Ayuna langsung melengos, "Kesenjangan hidup banget sama aku tuh," keduanya pun tertawa. Memang setiap orang punya takdir masing-masing. Perubahan hidup juga tidak bisa diprediksi, hanya bisa dijalani dan mencari solusi.
"Presentasinya di mana?" tanya Rajendra kembali ke topik presentasi lomba.
"3 hari lagi, di aula perusahaan!"
"Aku antar ya?"
"Yakin, kamu udah selesai ujian?" kalau Ayuna memang sudah longgar, berbeda dengan Rajendra sepertinya pekan ini masih pekan UAS.

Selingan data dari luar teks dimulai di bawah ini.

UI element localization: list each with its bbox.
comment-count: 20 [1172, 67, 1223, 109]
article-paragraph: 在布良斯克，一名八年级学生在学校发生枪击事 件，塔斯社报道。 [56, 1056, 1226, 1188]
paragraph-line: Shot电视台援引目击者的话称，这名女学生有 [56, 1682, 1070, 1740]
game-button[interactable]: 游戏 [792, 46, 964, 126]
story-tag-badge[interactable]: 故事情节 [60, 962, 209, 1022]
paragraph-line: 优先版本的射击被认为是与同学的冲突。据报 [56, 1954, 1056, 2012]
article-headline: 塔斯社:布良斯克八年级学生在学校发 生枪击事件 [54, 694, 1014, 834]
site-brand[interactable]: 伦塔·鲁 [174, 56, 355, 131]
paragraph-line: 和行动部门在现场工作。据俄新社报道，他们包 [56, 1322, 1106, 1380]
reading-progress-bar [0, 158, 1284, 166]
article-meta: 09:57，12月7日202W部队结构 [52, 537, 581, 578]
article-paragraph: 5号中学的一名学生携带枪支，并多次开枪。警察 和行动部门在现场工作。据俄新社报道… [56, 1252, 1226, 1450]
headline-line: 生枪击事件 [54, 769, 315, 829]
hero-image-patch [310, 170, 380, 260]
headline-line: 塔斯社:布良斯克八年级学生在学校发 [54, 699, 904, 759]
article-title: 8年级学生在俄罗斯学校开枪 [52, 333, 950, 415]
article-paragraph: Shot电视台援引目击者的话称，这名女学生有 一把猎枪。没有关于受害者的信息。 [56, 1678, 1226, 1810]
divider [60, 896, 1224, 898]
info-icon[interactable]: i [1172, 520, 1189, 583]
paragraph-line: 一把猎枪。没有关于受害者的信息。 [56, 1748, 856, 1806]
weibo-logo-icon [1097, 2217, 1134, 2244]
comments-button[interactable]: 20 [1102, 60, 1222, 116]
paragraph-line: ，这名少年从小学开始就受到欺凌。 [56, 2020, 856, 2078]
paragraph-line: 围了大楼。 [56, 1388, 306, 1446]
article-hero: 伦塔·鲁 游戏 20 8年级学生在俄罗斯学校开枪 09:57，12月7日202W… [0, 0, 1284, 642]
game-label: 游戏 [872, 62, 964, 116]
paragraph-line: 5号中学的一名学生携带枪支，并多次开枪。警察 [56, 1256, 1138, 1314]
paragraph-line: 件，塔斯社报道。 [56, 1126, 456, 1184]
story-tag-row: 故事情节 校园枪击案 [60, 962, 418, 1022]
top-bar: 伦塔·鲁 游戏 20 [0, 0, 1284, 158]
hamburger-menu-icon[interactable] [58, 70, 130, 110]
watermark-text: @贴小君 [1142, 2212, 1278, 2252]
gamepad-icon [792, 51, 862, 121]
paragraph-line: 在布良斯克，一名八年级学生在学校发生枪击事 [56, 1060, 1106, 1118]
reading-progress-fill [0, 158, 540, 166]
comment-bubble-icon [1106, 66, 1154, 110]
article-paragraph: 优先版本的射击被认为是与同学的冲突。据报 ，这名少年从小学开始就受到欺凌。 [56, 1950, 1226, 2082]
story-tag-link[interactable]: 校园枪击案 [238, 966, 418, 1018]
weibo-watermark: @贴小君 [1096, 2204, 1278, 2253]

Rajendra meringis, main jeplak aja kalau urusan Ayuna, kebiasaan tak mengecek agenda hari itu. "Kayaknya gak bisa!"
"Oke tak apa, kamu sibuk dengan aktivitas kamu, aku pun begitu. Jaga hati ya!"
"Kamu kenapa sih?" tanya Rajendra sembari mengelus kepala Ayuna. Sejak pembahasan Ersa, Ayuna selalu menyelipkan peringatan untuk setia di setiap kesempatan. Dulu gak pernah begini, cuek saja. Tapi kini, pembahasan setia, selingkuh selalu masuk dalam obrolan seakan Rajendra adalah tipe cowok yang mudah berpaling.
"Aku kenapa?"
"Kayak gak percaya kalau aku setia sama kamu, akhir-akhir ini selalu ada selipan selingkuh, jaga hati. Aku gak gitu sayang!"
Ayuna mengangguk, percaya. Tapi kata itu keluar begitu saja, "Mungkin aku terlalu takut kehilangan kamu, makanya pesan untuk setia sudah masuk alam bawah sadarku."
"Boleh peluk gak?" Rajendra izin.
Kepalan tangan sudah di depan mata Rajendra, tanda penolakan. Rajendra pun tertawa. "Ya siapa tahu boleh, biar kamu tahu gimana jantungku kalau dekat sama kamu."
Ayuna mengerutkan dahi, "Emang gimana?"
"Selalu deg-deg an, karena terlalu cinta!" jawab Rajendra berhasil membuat Ayuna tersipu malu.